Page 18 - Конармия
P. 18
Несравнима с ними горькая надменность этих длинных и костлявых спин, этих желтых и
трагических бород. В страстных чертах, вырезанных мучительно, нет жира и теплого биения
крови. Движения галицийского и Волынского еврея несдержанны, порывисты,
оскорбительны для вкуса, но сила их скорби полна сумрачного величия, и тайное презрение
к пану безгранично. Глядя на них, я понял жгучую историю этой окраины, повествование о
талмудистах, державших на откупу кабаки, о раввинах, занимавшихся ростовщичеством, о
девушках, которых насиловали польские жолнеры и из-за которых стрелялись польские
магнаты.
Смерть Долгушова
Завесы боя продвигались к городу. В полдень пролетел мимо нас Корочаев в черной
бурке — опальный начдив четыре, сражающийся в одиночку и ищущий смерти. Он крикнул
мне на бегу:
— Коммуникации наши прорваны, Радзивиллов и Броды в огне!..
И ускакал — развевающийся, весь черный, с угольными зрачками.
На равнине, гладкой, как доска, перестраивались бригады. Солнце катилось в багровой
пыли. Раненые закусывали в канавах. Сестры милосердия лежали на траве и вполголоса
пели. Афонькины разведчики рыскали по полю, выискивая мертвецов и обмундирование.
Афонька проехал в двух шагах от меня и сказал, не поворачивая головы:
— Набили нам ряшку. Дважды два. Есть думка за начдива, смещают. Сомневаются
бойцы…
Поляки подошли к лесу, верстах в трех от нас, и поставили пулеметы где-то близко.

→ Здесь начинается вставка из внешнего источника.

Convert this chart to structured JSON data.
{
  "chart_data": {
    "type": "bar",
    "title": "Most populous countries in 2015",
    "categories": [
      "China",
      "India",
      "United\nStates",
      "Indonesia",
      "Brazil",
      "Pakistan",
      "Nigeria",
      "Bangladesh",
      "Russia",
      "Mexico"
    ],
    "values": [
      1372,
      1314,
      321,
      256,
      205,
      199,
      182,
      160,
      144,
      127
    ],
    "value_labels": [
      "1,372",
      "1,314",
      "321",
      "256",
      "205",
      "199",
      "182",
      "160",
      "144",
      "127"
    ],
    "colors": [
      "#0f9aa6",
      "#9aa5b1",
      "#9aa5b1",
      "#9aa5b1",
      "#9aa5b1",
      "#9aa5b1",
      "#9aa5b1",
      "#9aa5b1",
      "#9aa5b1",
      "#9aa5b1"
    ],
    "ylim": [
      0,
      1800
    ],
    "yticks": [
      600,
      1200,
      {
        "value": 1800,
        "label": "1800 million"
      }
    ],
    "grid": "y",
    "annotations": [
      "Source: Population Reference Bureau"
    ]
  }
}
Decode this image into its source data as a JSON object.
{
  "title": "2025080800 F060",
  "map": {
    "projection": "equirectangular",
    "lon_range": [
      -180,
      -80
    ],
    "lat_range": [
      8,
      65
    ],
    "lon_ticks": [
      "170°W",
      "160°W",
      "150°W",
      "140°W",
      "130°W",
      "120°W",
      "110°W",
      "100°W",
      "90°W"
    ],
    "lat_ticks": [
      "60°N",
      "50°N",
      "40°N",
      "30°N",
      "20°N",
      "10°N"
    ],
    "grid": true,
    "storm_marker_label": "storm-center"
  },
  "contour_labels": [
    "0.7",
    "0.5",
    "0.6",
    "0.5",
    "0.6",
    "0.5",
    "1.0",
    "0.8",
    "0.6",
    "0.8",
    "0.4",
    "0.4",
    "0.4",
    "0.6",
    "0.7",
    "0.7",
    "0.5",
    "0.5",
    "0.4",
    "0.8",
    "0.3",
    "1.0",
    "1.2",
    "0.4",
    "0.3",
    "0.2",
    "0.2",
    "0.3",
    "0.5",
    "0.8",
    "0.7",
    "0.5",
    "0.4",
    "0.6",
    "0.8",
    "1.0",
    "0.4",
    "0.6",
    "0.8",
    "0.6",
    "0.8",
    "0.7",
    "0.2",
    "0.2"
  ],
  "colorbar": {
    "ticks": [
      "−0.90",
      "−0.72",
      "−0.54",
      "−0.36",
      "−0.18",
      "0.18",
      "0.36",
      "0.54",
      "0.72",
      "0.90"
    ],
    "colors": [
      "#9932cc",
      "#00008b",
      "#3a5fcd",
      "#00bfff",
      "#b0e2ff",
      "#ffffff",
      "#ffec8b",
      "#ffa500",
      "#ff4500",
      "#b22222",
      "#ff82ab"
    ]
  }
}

Пули скулят и взвизгивают. Жалоба их нарастает невыносимо. Пули подстреливают землю и
роются в ней, дрожа от нетерпения. Вытягайченко, командир полка, храпевший на
солнцепеке, закричал во сне и проснулся. Он сел на коня и поехал к головному эскадрону.
Лицо его было мятое, в красных полосах от неудобного сна, а карманы полны слив.
— Сукиного сына, — сказал он сердито и выплюнул изо рта косточку, — вот гадкая
канитель. Тимошка, выкидай флаг!
— Пойдем, што ль? — спросил Тимошка, вынимая древко из стремян, и размотал
знамя, на котором была нарисована звезда и написано про III Интернационал.
— Там видать будет, — сказал Вытягайченко и вдруг закричал дико: — Девки, сидай
на коников! Скликай людей, эскадронные!..
Трубачи проиграли тревогу. Эскадроны построились в колонну. Из канавы вылез
раненый и, прикрываясь ладонью, сказал Вытягайченке:
— Тарас Григорьевич, я есть делегат. Видать, вроде того, что останемся мы…
— Отобьетесь… — пробормотал Вытягайченко и поднял коня на дыбы.
— Есть такая надея у нас, Тарас Григорьевич, что не отобьемся, — сказал раненый ему
вслед.
— Не канючь, — обернулся Вытягайченко, — небось не оставлю, и скомандовал повод.
И тотчас же зазвенел плачущий бабий голос Афоньки Биды, моего друга:
— Не переводи ты с места на рыся, Тарас Григорьевич, до его пять верст бежать. Как
будешь рубать, когда у нас лошади заморенные… Хапать нечего — поспеешь к богородице
груши околачивать…
— Шагом! — скомандовал Вытягайченко, не поднимая глаз.
Полк ушел.
— Если думка за начдива правильная, — прошептал Афонька, задерживаясь, — если
смещают, тогда мыли холку и выбивай подпорки. Точка.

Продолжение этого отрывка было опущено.